Iran deal still unclear, IAEA chief fails to reassure US senators

  • AFP, Washington
  • Updated: Aug 06, 2015 09:26 IST
Iranian workers stand in front of the Bushehr nuclear power plant in this file photo. Iran and six major world powers have reached a nuclear deal , granting Tehran sanctions relief in exchange for curbs on its nuclear program. (Reuters Photo)

Senate Foreign Relations Committee chairman Bob Corker said the briefing given by the head of the UN nuclear watchdog agency about the nuclear deal with Iran was "less assured."

"The majority of members here left with far more questions than they had before the meeting took place," Corker told reporters after an hour-plus briefing by International Atomic Energy Agency (IAEA) director general Yukiya Amano. "I can say from my perspective that it left me far less assured."

Amano traveled to Capitol Hill in a bid to assuage growing concern in Congress, where lawmakers will be voting in September on whether to approve the nuclear accord between Iran and world powers.

In particular, he was to address two confidential side deals the IAEA signed with Tehran.

Washington has described the side deals as "technical agreements," which are believed to include a deal about Iran's documentation of the alleged "previous military dimension (PMD)" of its nuclear program.

Iran in July granted the IAEA tightly-controlled "managed access" to its military bases as part of the accord.

The IAEA agreement is aimed in part at resolving suspicions about Iran's military facility at Parchin, where US lawmakers, citing intelligence reports, say Tehran conducted past nuclear work.

Issue of IAEA access key

Lawmakers have aired concerns about Iran's military capacity, and in particular what kind of access the IAEA would have to Parchin.

"We can not get him to even confirm that we will have physical access inside of Parchin," Corker said of Amano.

The IAEA chief said he recognized the frustrations, but said he "explained that my legal obligation is to protect safeguards confidentiality."

Should Congress approve the joint comprehensive plan of action and it goes into effect, Amano stressed, "the nuclear activities of Iran will be reduced in size, and we'll have the most robust verification regime in Iran."

The top Democrat on the panel, Senator Ben Cardin, said it was important for members of Congress to at least be able to see key portions of the IAEA-Iran agreements.

"I thought today was helpful, but it was not a substitute for seeing the document," Cardin told reporters. "I think there's previsions in the document that relate to the integrity of the review of the PMD that would be useful."

Senate Republican David Perdue, a member of the committee, emerged frustrated at Amano's lack of detail.

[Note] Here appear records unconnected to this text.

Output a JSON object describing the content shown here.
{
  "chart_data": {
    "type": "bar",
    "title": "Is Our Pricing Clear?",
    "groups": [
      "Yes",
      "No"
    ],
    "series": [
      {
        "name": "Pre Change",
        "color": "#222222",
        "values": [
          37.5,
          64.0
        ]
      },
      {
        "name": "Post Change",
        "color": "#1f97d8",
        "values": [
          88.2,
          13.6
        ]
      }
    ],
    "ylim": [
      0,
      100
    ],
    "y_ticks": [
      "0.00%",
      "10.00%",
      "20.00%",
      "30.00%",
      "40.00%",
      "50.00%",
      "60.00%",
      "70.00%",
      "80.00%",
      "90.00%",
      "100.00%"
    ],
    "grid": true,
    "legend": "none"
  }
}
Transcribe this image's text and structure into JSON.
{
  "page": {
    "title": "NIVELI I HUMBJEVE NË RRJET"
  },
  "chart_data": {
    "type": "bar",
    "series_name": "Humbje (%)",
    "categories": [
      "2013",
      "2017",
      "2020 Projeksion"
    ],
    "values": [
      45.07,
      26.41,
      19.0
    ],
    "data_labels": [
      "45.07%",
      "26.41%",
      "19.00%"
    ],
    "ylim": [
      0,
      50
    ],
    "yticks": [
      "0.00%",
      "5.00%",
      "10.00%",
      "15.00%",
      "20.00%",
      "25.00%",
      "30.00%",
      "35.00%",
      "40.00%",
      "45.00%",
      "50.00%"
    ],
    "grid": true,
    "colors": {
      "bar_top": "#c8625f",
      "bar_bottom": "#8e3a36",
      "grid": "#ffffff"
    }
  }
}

"The number one question we had was, are we going to get access to the two side agreements, and the answer was 'no'," said Perdue, describing the nuclear deal with Iran as "troubling."

Meanwhile Wendy Sherman, undersecretary of state for political affairs, testified to the Senate Banking Committee that she has read the side agreements and would share key details of them later Wednesday in a classified briefing to senators.

'Gullible and naive'

Republican Senator Ted Cruz slammed the Iran accord after attending part of Sherman's briefing. "This Obama-Iranian nuclear deal is a bad deal, and it keeps getting worse," he said.

Cruz, also a White House hopeful, said the details revealed in the briefing "produce no comfort or security whatsoever."

"This deal is not materially different from simply calling the Iranian supreme leader, asking if they're developing nuclear weapons, and taking his word for it when he says no," he said. "The idea that we would trust Iran to inspect their own facilities takes a level of gullibility and naivete that exceeds the standards even of the Obama administration."

Obama meanwhile nominated a senior White House adviser as the US envoy to the IAEA.

Laura Holgate -- a special assistant responsible for weapons of mass destruction, terrorism and threat reduction -- was named to go to Vienna.

The IAEA will play a key role in monitoring Iran's nuclear activities under the deal, which relieves Iran of sanctions in return for curbs on the country's enrichment activity.

Iran must report on the possible military dimensions of its past nuclear program to the IAEA by mid-October.